Given the ostensive lack of urgency that these registrants demonstrated over many years, there may be inclination to view them as outliers and discount the significance of these settlements, despite the SEC’s clear intention to add substance to these enforcement results by announcing them collectively. A closer inspection offers a different perspective. Indeed, these enforcement actions appear to be part of a broader messaging to public companies, as evidenced by recent statements from SEC Chief Accountant Wesley Bricker. In the press release accompanying these settlements, Mr. Bricker declared that, “Adequate internal controls are the first line of defense in detecting and preventing material errors or fraud in financial reporting. When internal control deficiencies are left unaddressed, financial reporting quality can suffer.” This comment mirrored remarks that he presented last December, which detailed current SEC and PCAOB developments.
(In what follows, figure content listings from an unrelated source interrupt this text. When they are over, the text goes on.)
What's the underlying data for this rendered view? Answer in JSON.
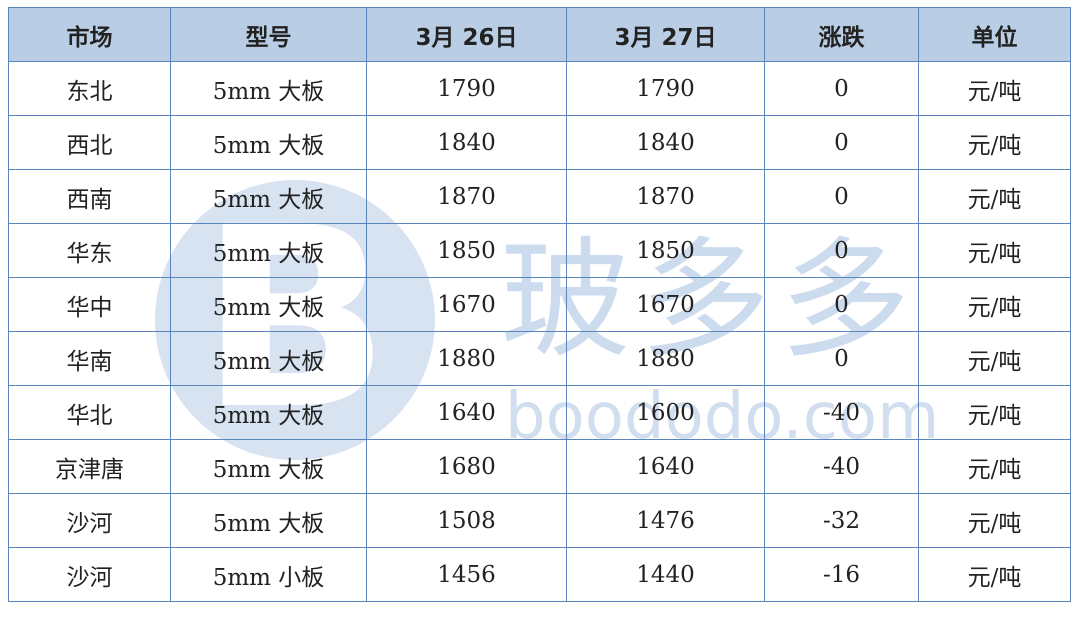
{
  "headers": [
    "市场",
    "型号",
    "3月 26日",
    "3月 27日",
    "涨跌",
    "单位"
  ],
  "rows": [
    [
      "东北",
      "5mm  大板",
      "1790",
      "1790",
      "0",
      "元/吨"
    ],
    [
      "西北",
      "5mm  大板",
      "1840",
      "1840",
      "0",
      "元/吨"
    ],
    [
      "西南",
      "5mm  大板",
      "1870",
      "1870",
      "0",
      "元/吨"
    ],
    [
      "华东",
      "5mm  大板",
      "1850",
      "1850",
      "0",
      "元/吨"
    ],
    [
      "华中",
      "5mm  大板",
      "1670",
      "1670",
      "0",
      "元/吨"
    ],
    [
      "华南",
      "5mm  大板",
      "1880",
      "1880",
      "0",
      "元/吨"
    ],
    [
      "华北",
      "5mm  大板",
      "1640",
      "1600",
      "-40",
      "元/吨"
    ],
    [
      "京津唐",
      "5mm  大板",
      "1680",
      "1640",
      "-40",
      "元/吨"
    ],
    [
      "沙河",
      "5mm  大板",
      "1508",
      "1476",
      "-32",
      "元/吨"
    ],
    [
      "沙河",
      "5mm  小板",
      "1456",
      "1440",
      "-16",
      "元/吨"
    ]
  ],
  "watermark": {
    "cn": "玻多多",
    "en": "boododo.com"
  },
  "colors": {
    "header_bg": "#b9cde5",
    "border": "#5b86bd"
  }
}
Although none of these settlement orders provided any particular indication why these companies did not remedy their material weaknesses in ICFR on a timely basis, these prolonged failures are often emblematic of other foundational problems plaguing a company. Financially troubled organizations are more susceptible to inadequacies in their internal controls because they lack the required capital to address material weaknesses quickly and fully, when they arise. Likewise, companies with shaky corporate governance structures may be unwilling to reallocate resources from corporate operations to address weaknesses promptly, or simply lack the expertise necessary to lead a company efficiently and effectively through the remedial process. The consequences from such shortcomings are only magnified when the material weaknesses are severe or institutionally pervasive.
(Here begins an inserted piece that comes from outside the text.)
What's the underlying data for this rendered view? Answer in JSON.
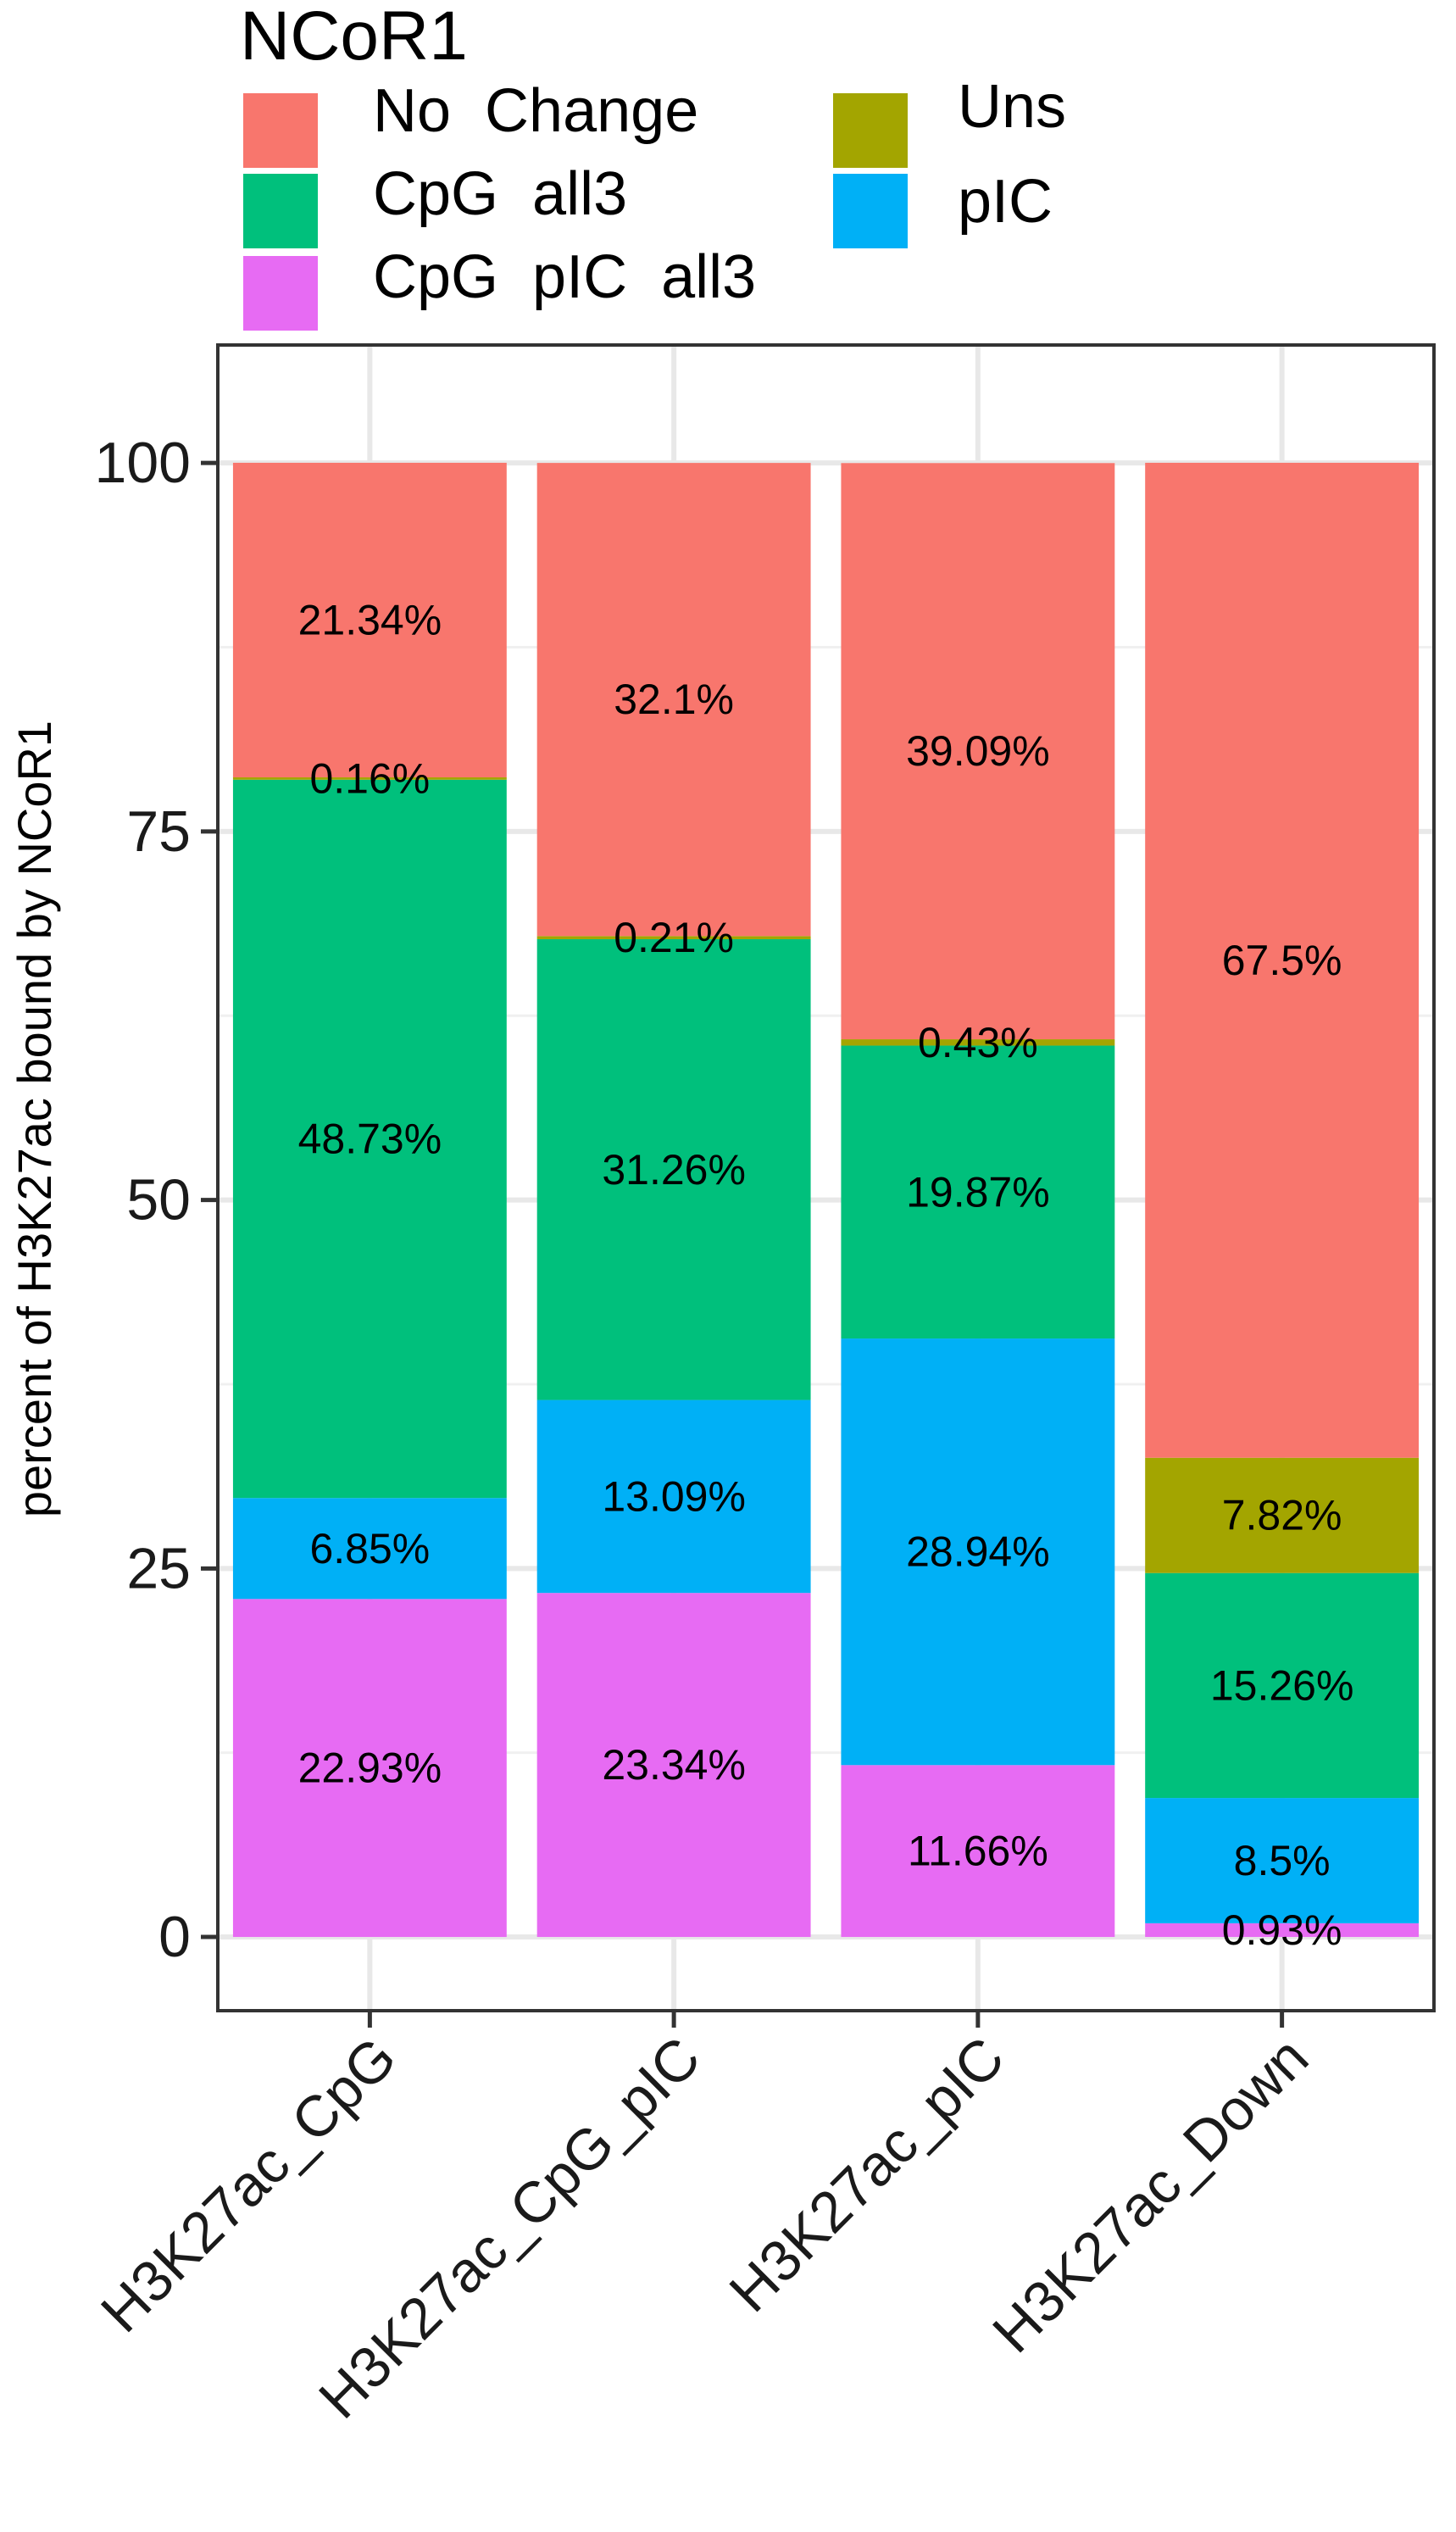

The essential takeaway from these proceedings is that, while incremental remediation coupled with proper disclosure may delay the prospect of prosecutorial liability, it should not be perceived as a pathway to immunity. Companies need to implement decisive and comprehensive remedial actions when confronted with ICFR deficiencies, regardless of whether the SEC has taken the affirmative step of contacting the company. These actions include both internal initiatives (including senior management and staff modifications, and procedural enhancements and reviews designed to improve technical competence, segregate financial responsibilities, and foster timely and accurate reporting) and third-party investments (most notably, the use of outside consultants to assess and strengthen the company’s control environment).
Naturally, public companies already possess a variety of practical business incentives to remediate their ICFR problems in a timely fashion. Not only do prolonged material weaknesses increase the likelihood of significant disruption within an organization, they leave it vulnerable to stock price declines, debt and credit rating downgrades, and heightened auditor scrutiny. Now, if avoiding such negative market consequences were not motivating enough for registrants, these SEC settlements and related recent pronouncements concerning internal controls offer a distinct impression that the timely remediation of material weaknesses has become an emerging regulatory focal point.